Stuart Kelly opened the discussion with the idea of us being more fascinated with the Mona Lisa when it was lost. Rick said that he found the stealing of the Mona Lisa comical as the queue to see the empty space was longer than when the Mona Lisa was actually hanging in the Louvre. Talk then moved on to who stole the Mona Lisa? The Mona Lisa was stolen on a Monday when the Louvre was closed on a Monday, so only staff have access to the painting. All painting on the Louvre hanged on four iron pegs and only a select few would know how to remove the painting quickly. This takes the suspect list down from 800 to 10. The 10 suspects would be people who would hang or frame the paintings. These are the people that should have been interviewed. It was an Italian framer who stole the painting, he unrolled the painting from the canvas and sneaks it out the Louvre. An hour past and people noticed it the Mona Lisa was not there, however painting where regularly removed for a variety of reasons such as to photograph it, to clean it or to reframe the painting. Three hours passed and people began to ask where it was, five hours then passes since it was stolen and people where hysterical and have realised that it had been stolen. At this point the police where called. The Mona Lisa was kept at the bottom of a trunk for the next 18 months by the Italian framer.
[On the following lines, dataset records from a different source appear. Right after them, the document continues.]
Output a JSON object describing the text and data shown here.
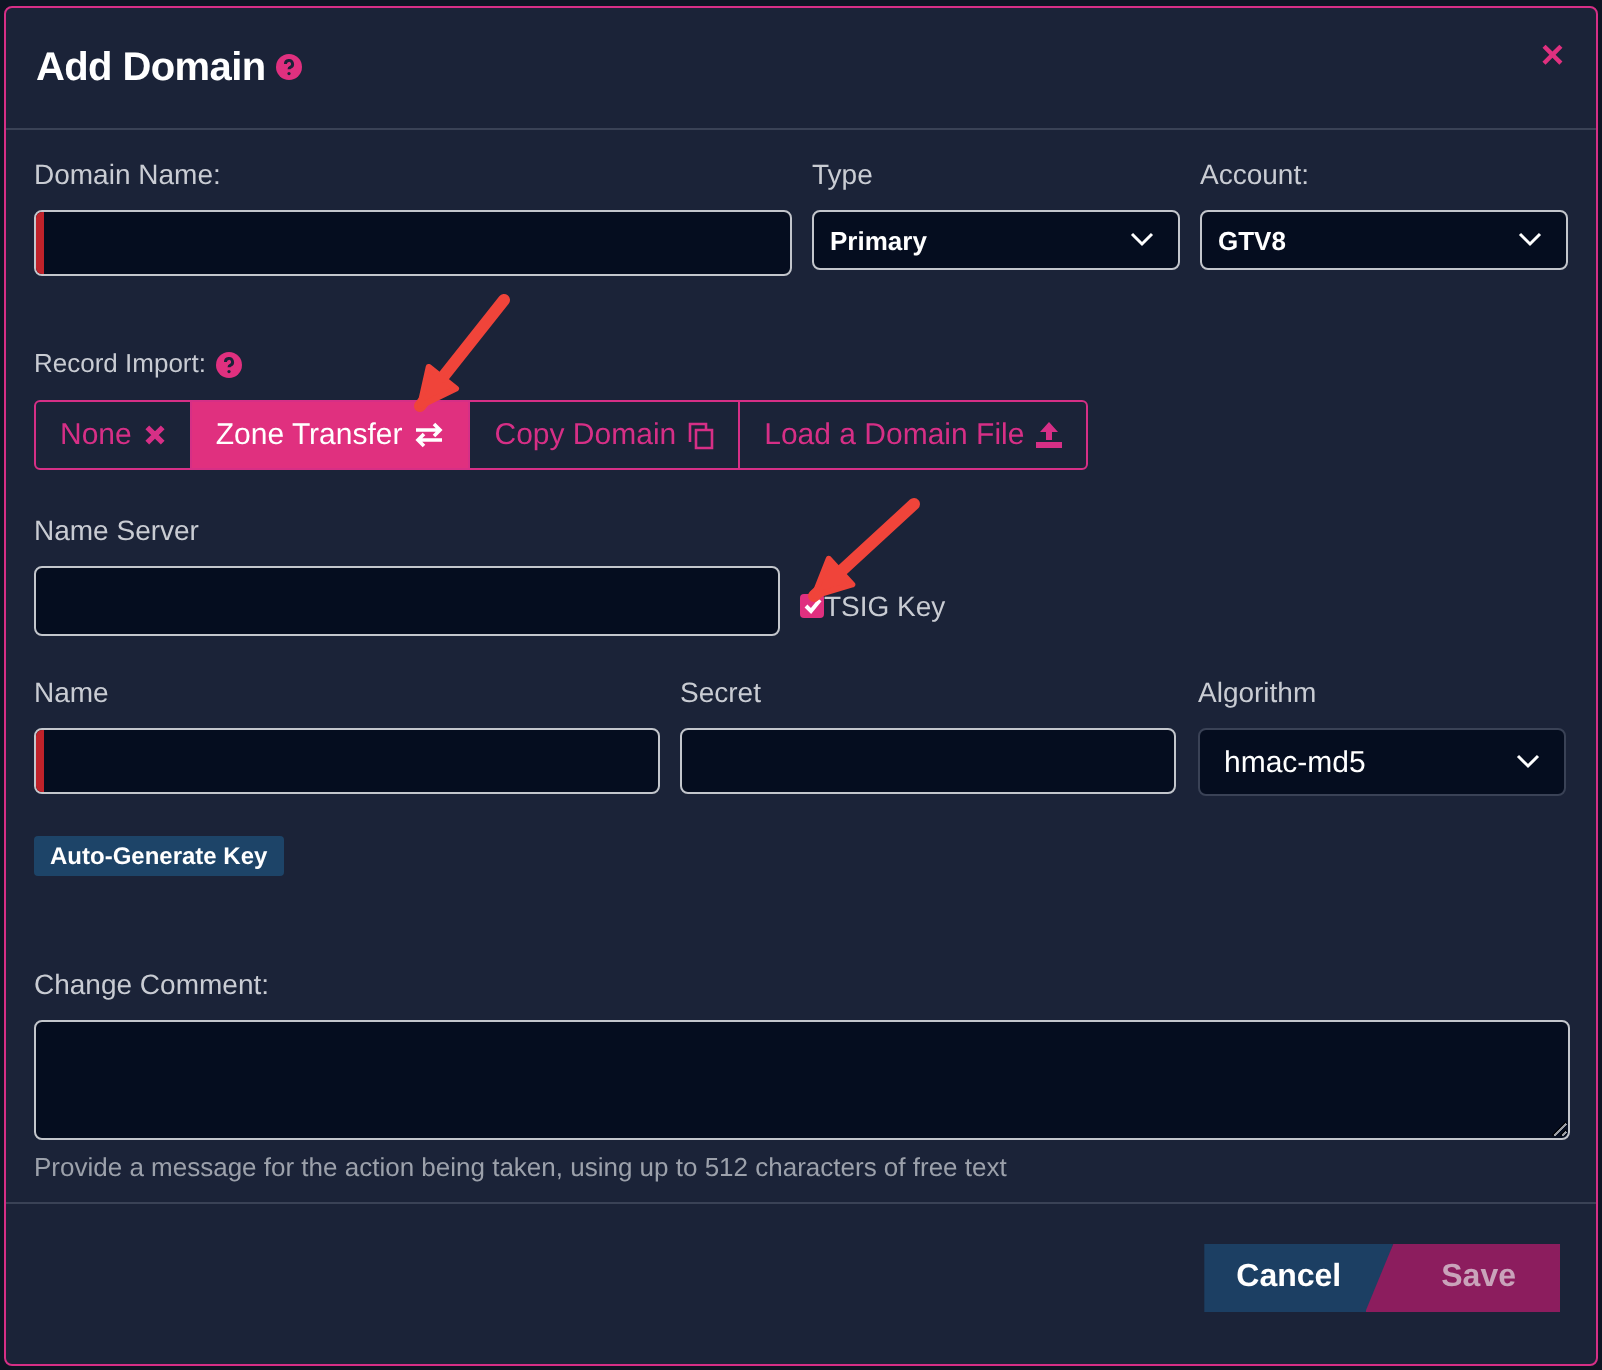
{
  "dialog": {
    "title": "Add Domain",
    "close": "×"
  },
  "domain_name": {
    "label": "Domain Name:",
    "required": true
  },
  "type": {
    "label": "Type",
    "value": "Primary"
  },
  "account": {
    "label": "Account:",
    "value": "GTV8"
  },
  "record_import": {
    "label": "Record Import:",
    "options": [
      {
        "label": "None",
        "selected": false
      },
      {
        "label": "Zone Transfer",
        "selected": true
      },
      {
        "label": "Copy Domain",
        "selected": false
      },
      {
        "label": "Load a Domain File",
        "selected": false
      }
    ]
  },
  "name_server": {
    "label": "Name Server",
    "required": false
  },
  "tsig_key": {
    "label": "TSIG Key",
    "checked": true
  },
  "tsig_fields": [
    {
      "kind": "input",
      "label": "Name",
      "required": true
    },
    {
      "kind": "input",
      "label": "Secret",
      "required": false
    },
    {
      "kind": "select",
      "label": "Algorithm",
      "value": "hmac-md5"
    }
  ],
  "auto_generate": "Auto-Generate Key",
  "change_comment": {
    "label": "Change Comment:",
    "hint": "Provide a message for the action being taken, using up to 512 characters of free text"
  },
  "buttons": [
    {
      "kind": "cancel",
      "label": "Cancel"
    },
    {
      "kind": "save",
      "label": "Save",
      "disabled": true
    }
  ]
}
Talk then moved to the title of the book, Lost, Stolen or Shredded. Rick mentioned how he was never happy with the title of the book. The book started off as a series for radio 4 and was listened to by around 500,000 people. When the series began to take a literal form, Rick approached his publisher with the idea of changing the title for the book. The publisher thought this was a horrible idea as all those people had listened to the book and knew the book by this point. However where these people ultimately going to buy the book when it came out.
Stuart brought up the point of that we live so much in a digital idea so surely it is more difficult nowadays to lose things. Rick began answering this by stating he was very interested in the ideas of recopies and one day we will have the technology to accurately reproduce a piece of art to the point that no one will be able to tell the difference. When people are presented with the original and the copy they will see no imperfections between the two. It is getting harder to deal with writer’s archives and nowadays it is not uncommon for archives to continue hard drives belonging to the author. This is mainly due to the letter becoming a dead form, problem can be that emails can be duplicated, so how can you value them?
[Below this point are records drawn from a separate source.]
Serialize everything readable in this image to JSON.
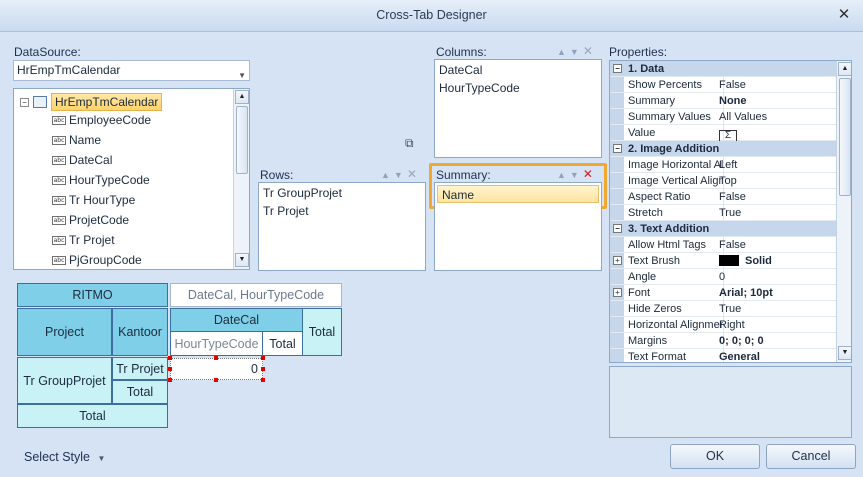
{
  "window": {
    "title": "Cross-Tab Designer",
    "close_glyph": "✕"
  },
  "datasource": {
    "label": "DataSource:",
    "selected": "HrEmpTmCalendar",
    "tree": {
      "root": "HrEmpTmCalendar",
      "fields": [
        "EmployeeCode",
        "Name",
        "DateCal",
        "HourTypeCode",
        "Tr HourType",
        "ProjetCode",
        "Tr Projet",
        "PjGroupCode"
      ],
      "field_icon": "abc"
    }
  },
  "columns": {
    "label": "Columns:",
    "items": [
      "DateCal",
      "HourTypeCode"
    ]
  },
  "rows": {
    "label": "Rows:",
    "items": [
      "Tr GroupProjet",
      "Tr Projet"
    ]
  },
  "summary": {
    "label": "Summary:",
    "items": [
      "Name"
    ]
  },
  "header_icons": {
    "up": "▲",
    "down": "▼",
    "remove": "✕"
  },
  "layout_grid": {
    "corner": "RITMO",
    "column_fields_caption": "DateCal, HourTypeCode",
    "row_header_1": "Project",
    "row_header_2": "Kantoor",
    "col_header_1": "DateCal",
    "col_header_2": "HourTypeCode",
    "col_total_inner": "Total",
    "col_total_outer": "Total",
    "row_value_1": "Tr GroupProjet",
    "row_value_2": "Tr Projet",
    "row_total_inner": "Total",
    "row_total_outer": "Total",
    "data_cell": "0"
  },
  "properties": {
    "label": "Properties:",
    "rows": [
      {
        "type": "category",
        "key": "1. Data"
      },
      {
        "key": "Show Percents",
        "value": "False"
      },
      {
        "key": "Summary",
        "value": "None",
        "bold": true
      },
      {
        "key": "Summary Values",
        "value": "All Values"
      },
      {
        "key": "Value",
        "value": "Σ",
        "kind": "sigma"
      },
      {
        "type": "category",
        "key": "2. Image Addition"
      },
      {
        "key": "Image Horizontal Alignment",
        "value": "Left"
      },
      {
        "key": "Image Vertical Alignment",
        "value": "Top"
      },
      {
        "key": "Aspect Ratio",
        "value": "False"
      },
      {
        "key": "Stretch",
        "value": "True"
      },
      {
        "type": "category",
        "key": "3. Text Addition"
      },
      {
        "key": "Allow Html Tags",
        "value": "False"
      },
      {
        "key": "Text Brush",
        "value": "Solid",
        "bold": true,
        "kind": "brush",
        "expandable": true
      },
      {
        "key": "Angle",
        "value": "0"
      },
      {
        "key": "Font",
        "value": "Arial; 10pt",
        "bold": true,
        "expandable": true
      },
      {
        "key": "Hide Zeros",
        "value": "True"
      },
      {
        "key": "Horizontal Alignment",
        "value": "Right"
      },
      {
        "key": "Margins",
        "value": "0; 0; 0; 0",
        "bold": true
      },
      {
        "key": "Text Format",
        "value": "General",
        "bold": true
      }
    ]
  },
  "footer": {
    "select_style": "Select Style",
    "ok": "OK",
    "cancel": "Cancel"
  },
  "colors": {
    "accent_highlight": "#f0a830",
    "grid_blue": "#7fcfe8",
    "grid_light": "#c9f2f6"
  }
}
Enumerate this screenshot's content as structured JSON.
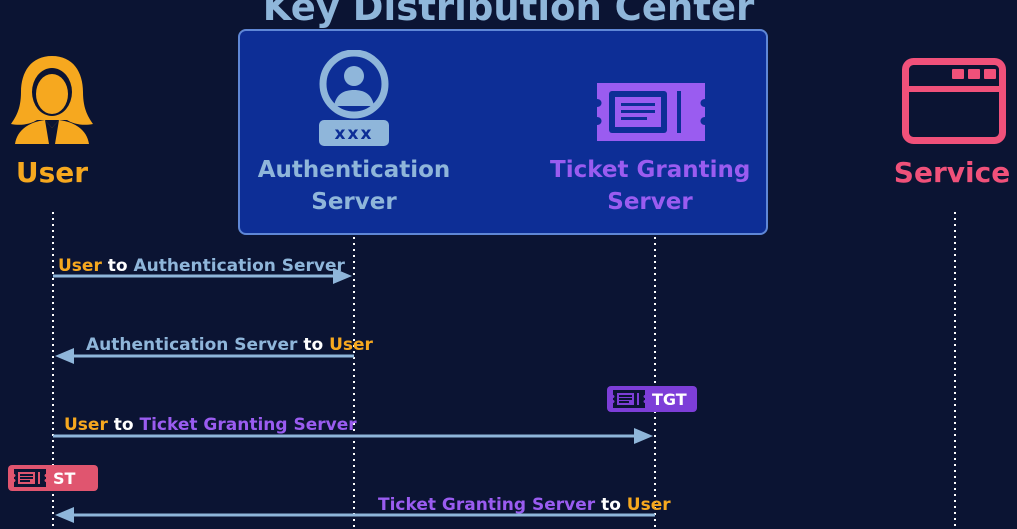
{
  "title": "Key Distribution Center",
  "actors": {
    "user": {
      "label": "User",
      "icon": "user-icon"
    },
    "authentication_server": {
      "line1": "Authentication",
      "line2": "Server",
      "icon": "authentication-server-icon"
    },
    "ticket_granting_server": {
      "line1": "Ticket Granting",
      "line2": "Server",
      "icon": "ticket-icon"
    },
    "service": {
      "label": "Service",
      "icon": "browser-window-icon"
    }
  },
  "messages": [
    {
      "from_label": "User",
      "connector": "to",
      "to_label": "Authentication Server",
      "direction": "right"
    },
    {
      "from_label": "Authentication Server",
      "connector": "to",
      "to_label": "User",
      "direction": "left"
    },
    {
      "from_label": "User",
      "connector": "to",
      "to_label": "Ticket Granting Server",
      "direction": "right"
    },
    {
      "from_label": "Ticket Granting Server",
      "connector": "to",
      "to_label": "User",
      "direction": "left"
    }
  ],
  "badges": {
    "tgt": {
      "label": "TGT",
      "icon": "ticket-icon"
    },
    "st": {
      "label": "ST",
      "icon": "ticket-icon"
    }
  },
  "colors": {
    "background": "#0b1433",
    "kdc_box": "#0d2e96",
    "user": "#f6a81f",
    "authentication_server": "#8fb6da",
    "ticket_granting_server": "#9a5cf0",
    "service": "#f0517a",
    "arrow": "#8fb6da",
    "lifeline": "#ffffff"
  }
}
This led onto Stuart’s next point that he believes the literary biography genre is soon going to be on the “endangered list of genres”. Rick disagreed, he stated that we are in an age when we know more about people, through tweets, email and youtube, for example. This means that the biographer has a better deal than ever before and we are going into a great age for the literary biographer. However this has a negative side to it as well, biographers are going to have access too so much information that we could be overloaded in the biography’s that they produce.
Rick then treated the audience to a reading from his book. He explained how there was advantages and disadvantaged to the fact that the book was written for radio. As when writing for radio you have 30 to 45 seconds to capture the listeners attention. You have to get them, then lock them in so they will listen to the story you are telling.
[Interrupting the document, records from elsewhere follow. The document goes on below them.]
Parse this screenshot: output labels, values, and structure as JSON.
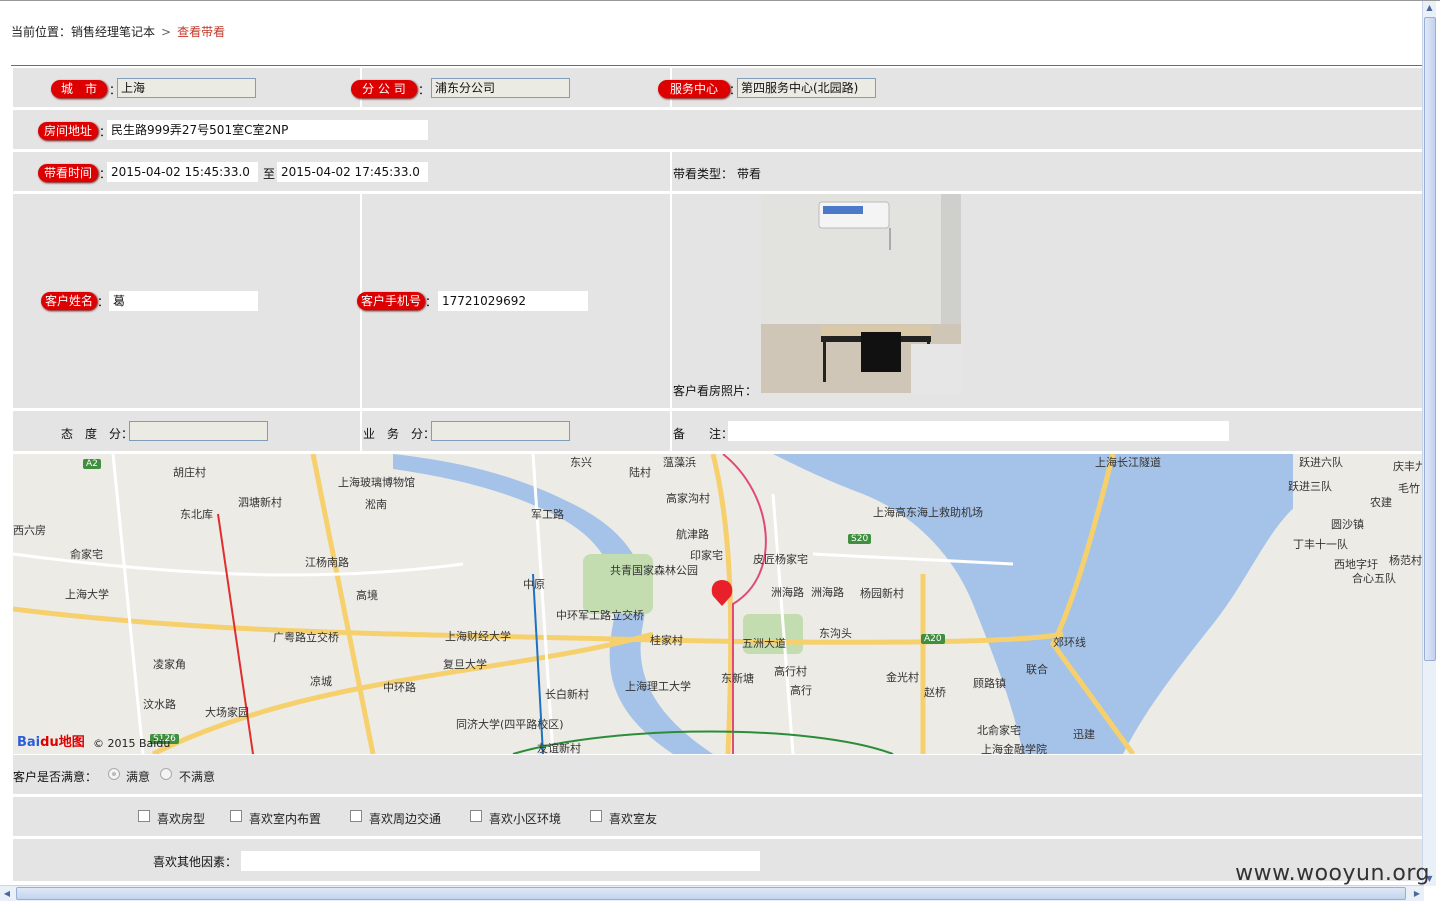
{
  "breadcrumb": {
    "prefix": "当前位置：",
    "parent": "销售经理笔记本",
    "separator": ">",
    "current": "查看带看"
  },
  "labels": {
    "city": "城　市",
    "branch": "分 公 司",
    "service_center": "服务中心",
    "address": "房间地址",
    "time": "带看时间",
    "to": "至",
    "visit_type": "带看类型：",
    "customer_name": "客户姓名",
    "customer_phone": "客户手机号",
    "photo": "客户看房照片：",
    "attitude": "态　度　分：",
    "business": "业　务　分：",
    "remark": "备　　注：",
    "satisfied_q": "客户是否满意：",
    "other_factors": "喜欢其他因素：",
    "colon": "："
  },
  "values": {
    "city": "上海",
    "branch": "浦东分公司",
    "service_center": "第四服务中心(北园路)",
    "address": "民生路999弄27号501室C室2NP",
    "time_start": "2015-04-02 15:45:33.0",
    "time_end": "2015-04-02 17:45:33.0",
    "visit_type": "带看",
    "customer_name": "葛",
    "customer_phone": "17721029692",
    "attitude": "",
    "business": "",
    "remark": "",
    "other_factors": ""
  },
  "satisfaction": {
    "options": [
      "满意",
      "不满意"
    ],
    "selected": "满意"
  },
  "likes": [
    "喜欢房型",
    "喜欢室内布置",
    "喜欢周边交通",
    "喜欢小区环境",
    "喜欢室友"
  ],
  "map": {
    "logo_a": "Bai",
    "logo_b": "du地图",
    "copyright": "© 2015 Baidu",
    "labels": [
      "胡庄村",
      "上海玻璃博物馆",
      "泗塘新村",
      "淞南",
      "东北库",
      "西六房",
      "俞家宅",
      "上海大学",
      "江杨南路",
      "高境",
      "上海财经大学",
      "广粤路立交桥",
      "复旦大学",
      "凌家角",
      "凉城",
      "汶水路",
      "大场家园",
      "中环路",
      "长白新村",
      "同济大学(四平路校区)",
      "友谊新村",
      "中原",
      "中环军工路立交桥",
      "共青国家森林公园",
      "军工路",
      "高家沟村",
      "航津路",
      "印家宅",
      "皮匠杨家宅",
      "洲海路",
      "洲海路",
      "杨园新村",
      "桂家村",
      "五洲大道",
      "东沟头",
      "上海理工大学",
      "东新塘",
      "高行村",
      "高行",
      "金光村",
      "赵桥",
      "顾路镇",
      "联合",
      "北俞家宅",
      "上海金融学院",
      "迅建",
      "上海高东海上救助机场",
      "郊环线",
      "上海长江隧道",
      "跃进六队",
      "跃进三队",
      "庆丰九",
      "毛竹",
      "农建",
      "圆沙镇",
      "丁丰十一队",
      "西地字圩",
      "合心五队",
      "杨范村",
      "陆村",
      "东兴",
      "蕰藻浜"
    ],
    "road_badges": [
      "S20",
      "A20",
      "A2",
      "S126"
    ]
  },
  "watermark": "www.wooyun.org",
  "colors": {
    "label_red": "#dd0000",
    "row_bg": "#e4e4e4",
    "accent": "#c0392b",
    "water": "#a5c3e8"
  }
}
Stuart then asked Rick if he had any advice from going form the long list of the Manbooker prize to the actual winner. (Stuart is a judge on this years manbooker prize and Rick was a judge for the 2005 prize and later went on to be chair of the International Manbooker prize for two years).
Rick started by saying it is an extraordinary thing judging the Manbooker as you have to average a book a day and this takes over your life. You will find that most books don’t gratify you as a reader and ultimately you have to go with whatever book you feel most passion for as only then will you be able to argue your case. He had four pieces of advice for Stuart:
1) Some books are better than others, pick the best book.
2) Know why this is the best book.
3) Be able to say why this is the best book in detail.
4) Make an argument of why it is the best book. You need to be able to state why the others are not good and be able to open them and show why to the other judges.
Ultimately when being a judge on the Manbooker panel you need to be able to think like an advocate.
With that interesting conversation the event was brought to a close. It was a surprising treat that the Manbooker was brought up at the event and it was very interesting to hear the advice Rick had for Stuart. This has been one of my favourite moment of the Edinburgh International Book Festival so far.